Finite-Field Spin-Flip Configuration Interaction Calculation of the Second Hyperpolarizabilities of Singlet Diradical Systems.

Ab initio spin-flip configuration interaction (SF-CI) methods with the finite-field (FF) scheme are applied to the calculation of static second hyperpolarizabilities (γ) of several singlet diradical systems, i.e., the model H2 molecule under dissociation, p-quinodimethane, o-quinoid five-membered ring, and 1,4-bis(imidazole-2-ylidene)cyclohexa-2,5-diene (BI2Y) models. The SF-CI method using the UHF reference wave function provides the qualitatively correct diradical character (y) dependence of γ in a wide range of a diradical character region for H2 under dissociation and p-quinodimethane as well as o-quinoid five-membered ring models.
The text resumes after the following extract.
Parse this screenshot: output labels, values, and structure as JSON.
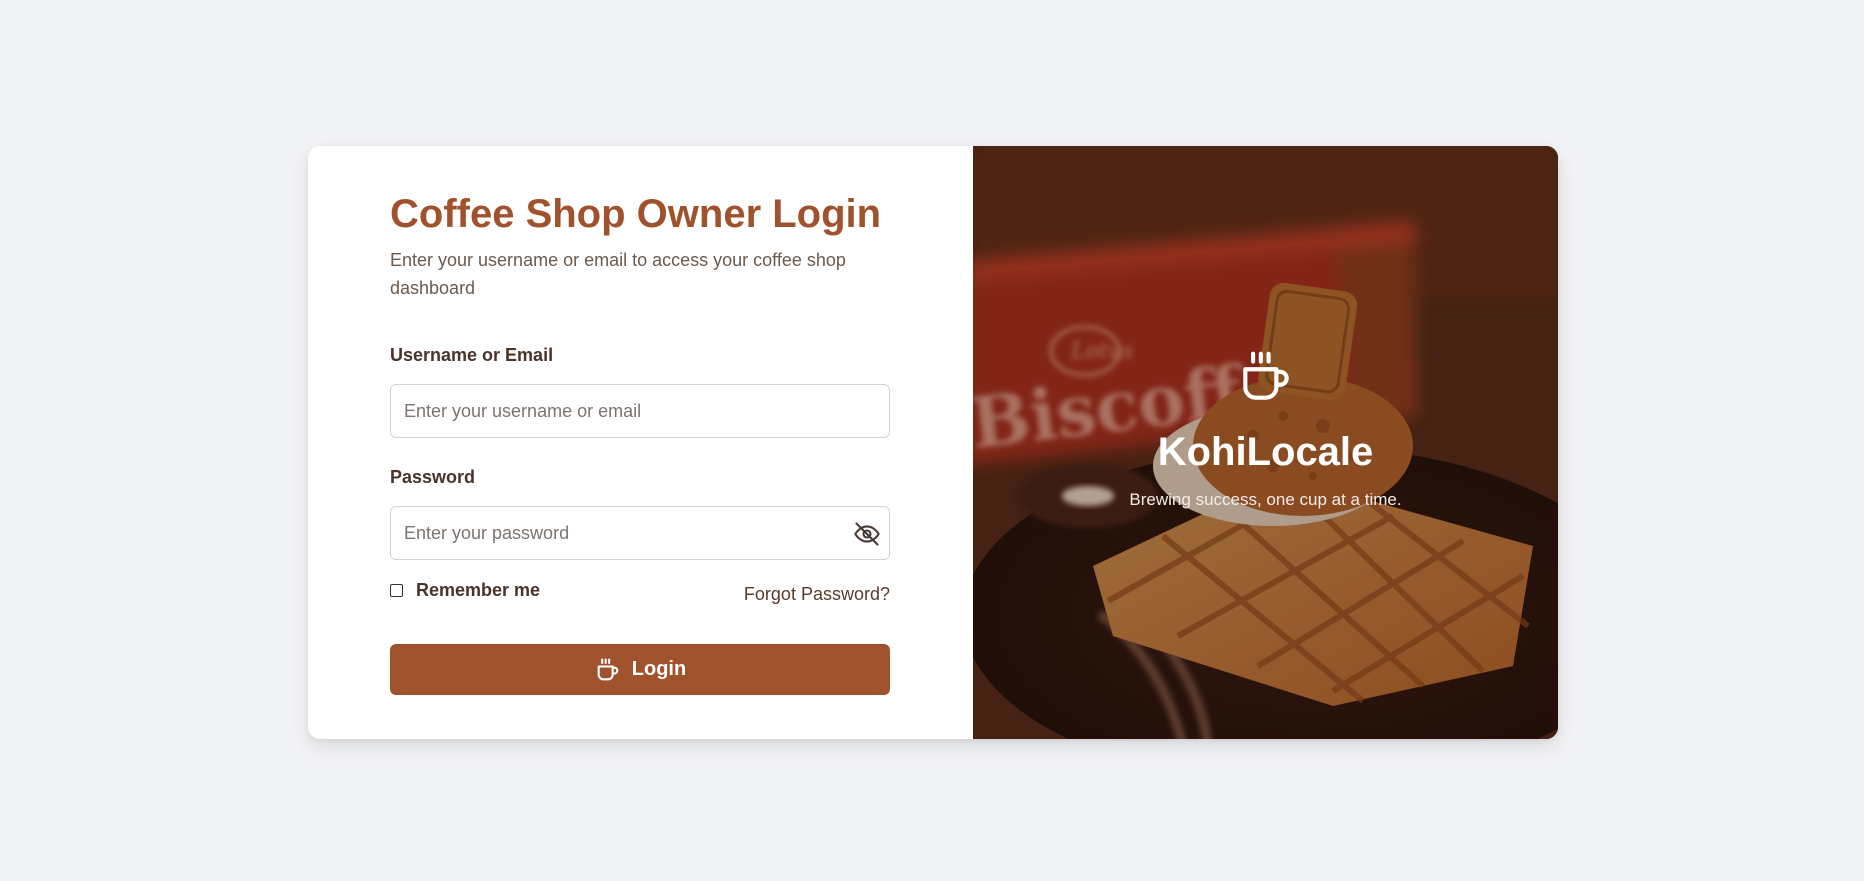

For BI2Y, which is a real diradical system, a non-negligible spin contamination is found in the spin-unrestricted Hartree-Fock (UHF) triplet state, which results in overestimations (SF-CIS) or underestimations (SF-CIS(D)) of γ. Such deficiencies are significantly reduced when using the pure spin state, i.e., the restricted open-shell HF (ROHF) triplet wave function as the reference wave function. These results indicate the applicability of the FF-SF-CI method starting with a pure or a nearly pure high-spin state to provide qualitative or semiquantitative γ for large-size diradical systems. For selected systems, these SF-CI results are also compared to the SF equation of motion coupled cluster singles and doubles (SF-EOM-CCSD) and to SF time-dependent density functional theory (SF-TDDFT) schemes. In particular, large amounts of Hartree-Fock exchange in the functional are required to obtain qualitatively correct dependence of γ on y in the case of p-quinodimethane.